Member of the Uttar Pradesh Legislative Assembly
- Incumbent
- Assumed office March 2022
- Constituency: Padrauna Assembly constituency

Personal details
- Born: 1979 (age 46–47)
- Party: Bharatiya Janata Party
- Alma mater: Allahabad University
- Occupation: Politician

= Manish Kumar Jaiswal =

Indian politician

Manish Kumar Jaiswal, alias Mantu (born 1979) is an Indian politician from Uttar Pradesh. He is a member of the Uttar Pradesh Legislative Assembly from Padrauna Assembly constituency in Kushinagar district. He won the 2022 Uttar Pradesh Legislative Assembly election representing the Bharatiya Janata Party.

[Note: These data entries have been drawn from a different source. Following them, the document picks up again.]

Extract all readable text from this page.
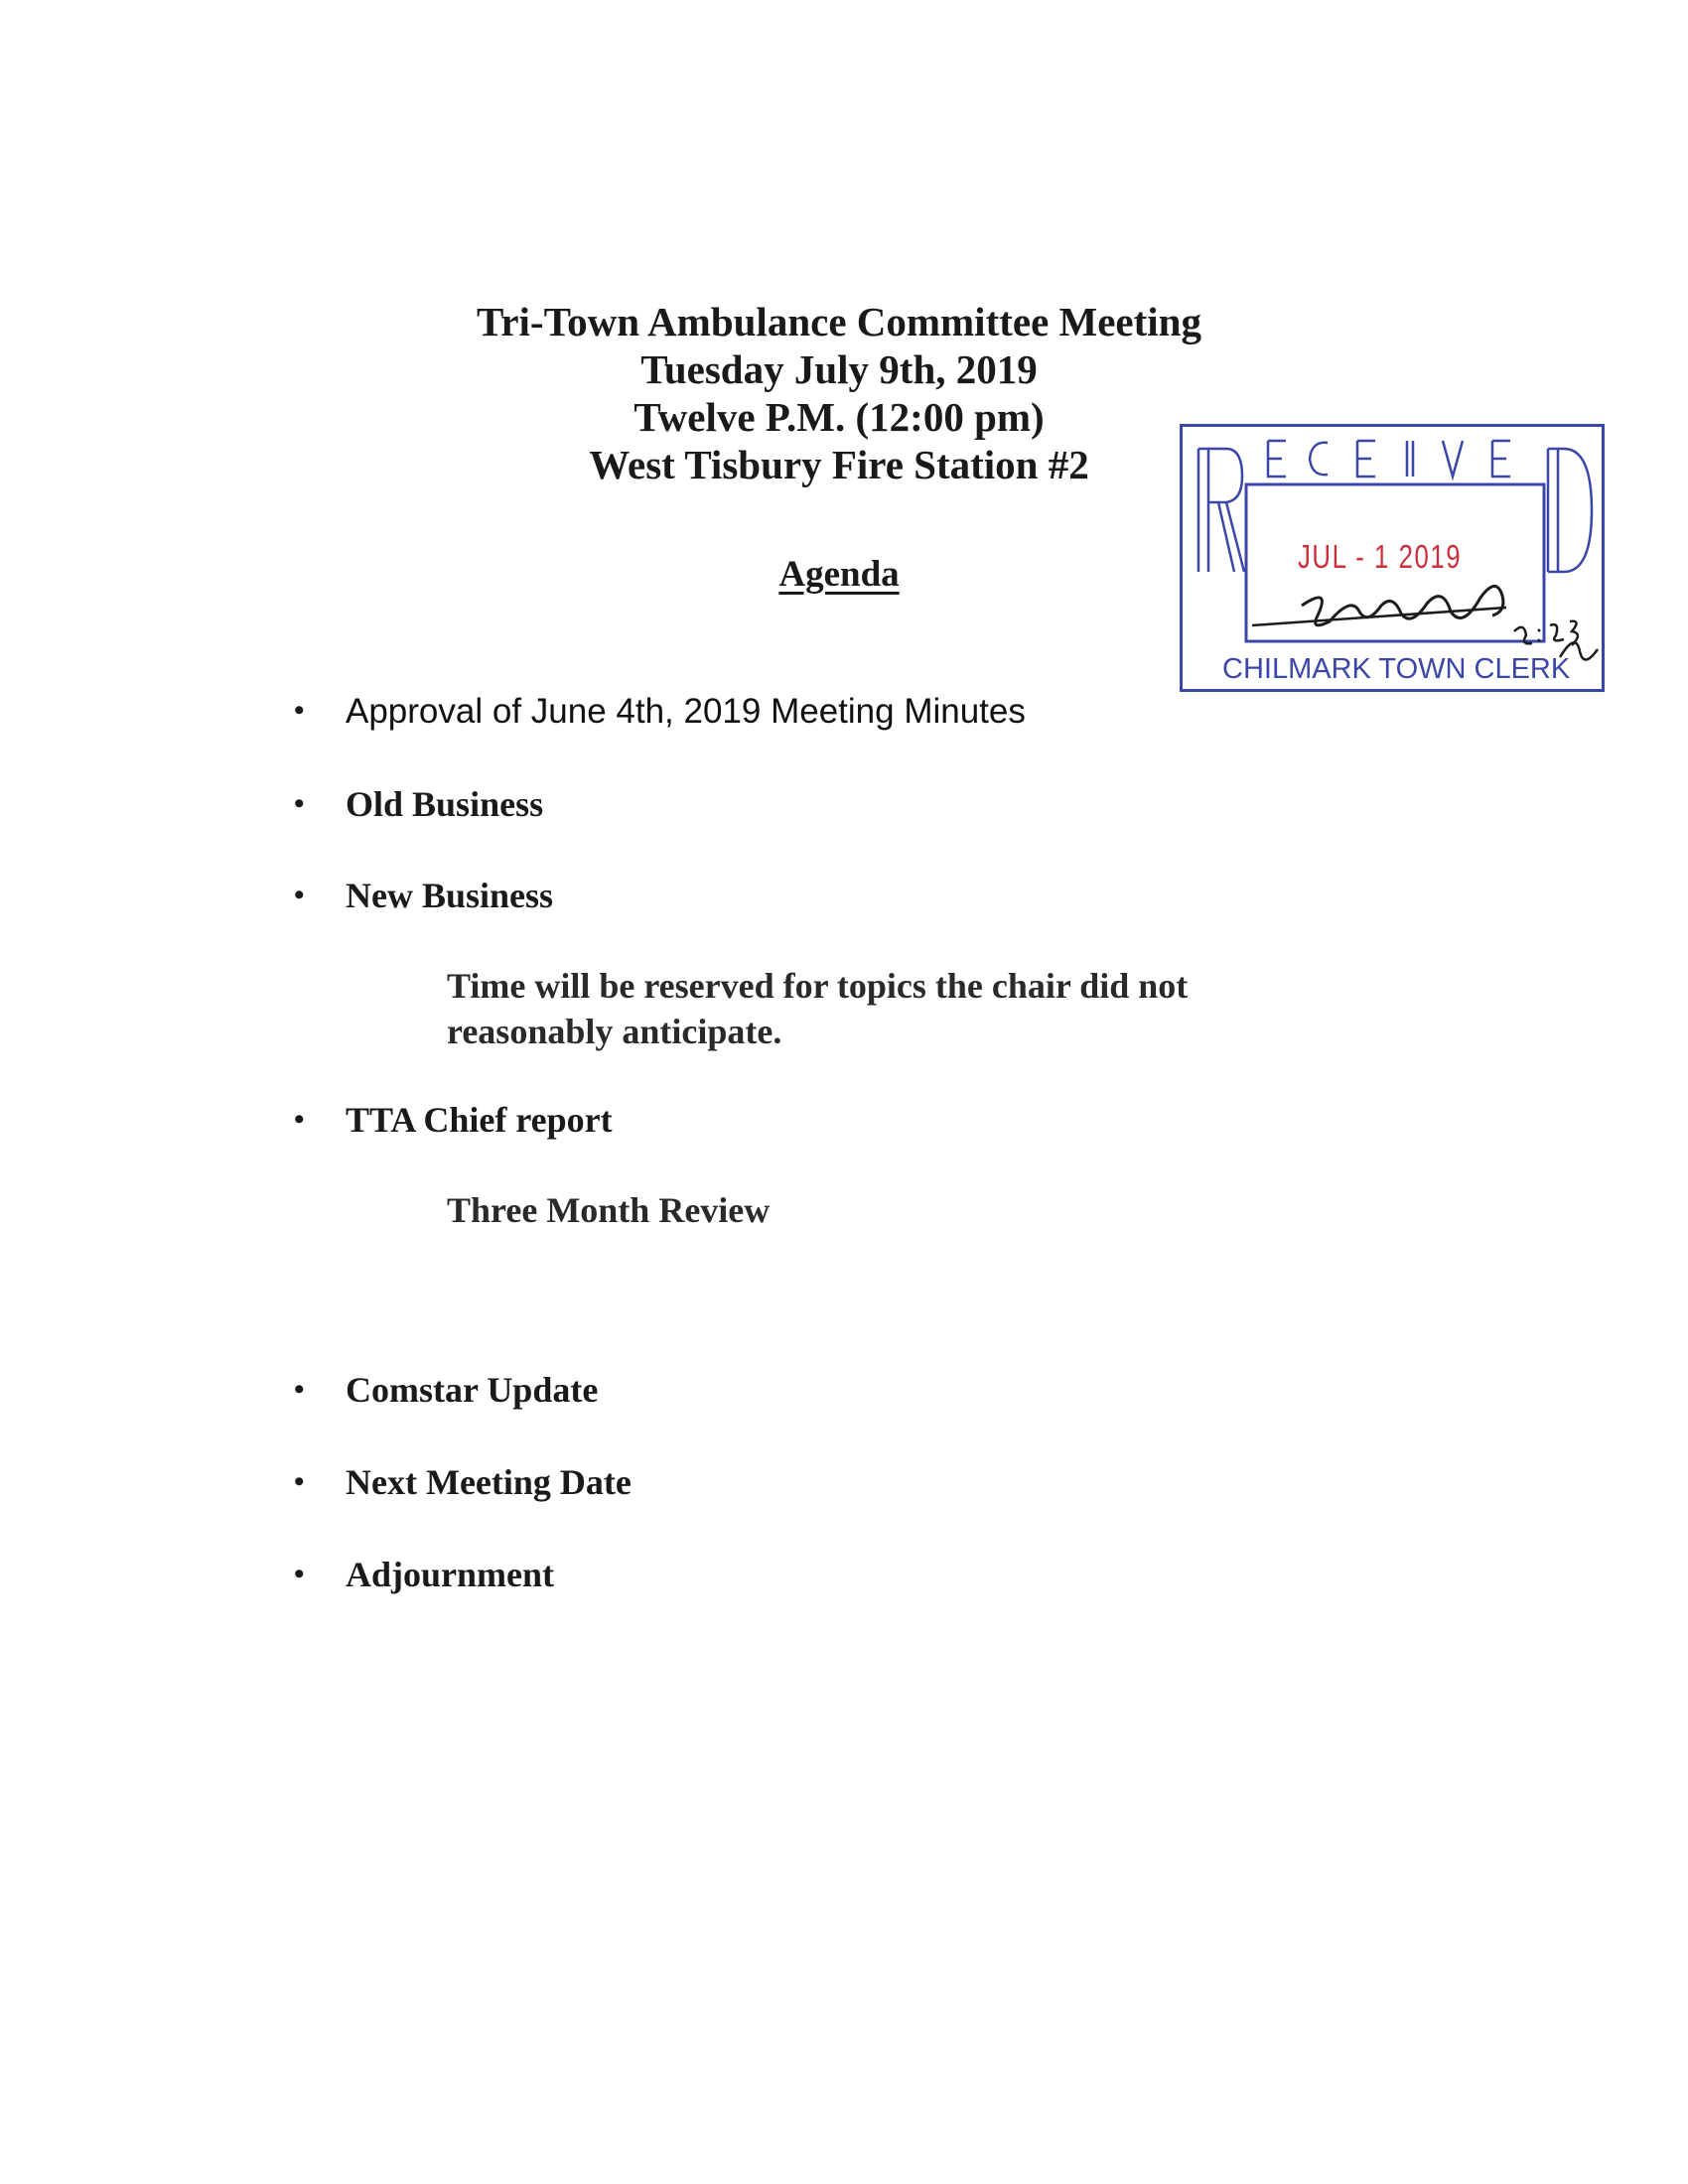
Tri-Town Ambulance Committee Meeting
Tuesday July 9th, 2019
Twelve P.M. (12:00 pm)
West Tisbury Fire Station #2
Agenda
• Approval of June 4th, 2019 Meeting Minutes
• Old Business
• New Business
Time will be reserved for topics the chair did not
reasonably anticipate.
• TTA Chief report
Three Month Review
• Comstar Update
• Next Meeting Date
• Adjournment
JUL - 1 2019
CHILMARK TOWN CLERK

== Early life and education ==
Jaiswal is from Padrauna, Kushinagar district, Uttar Pradesh. He is the son of Ramnarayan. He graduated in 1998 at a college affiliated with Allahabad University, Allahabad.

== Career ==
Jaiswal won from Padrauna Assembly constituency representing the Bharatiya Janata Party in the 2022 Uttar Pradesh Legislative Assembly election. He polled 114,496 votes and defeated his nearest rival, Vikram Yadav of the Samajwadi Party, by a margin of 42,008 votes. In January 2022, he resigned from the Indian National Congress and joined the BJP. In 2012, he contested from Tamkuhi Raj Assembly constituency on Bahujan Samaj Party ticket but lost.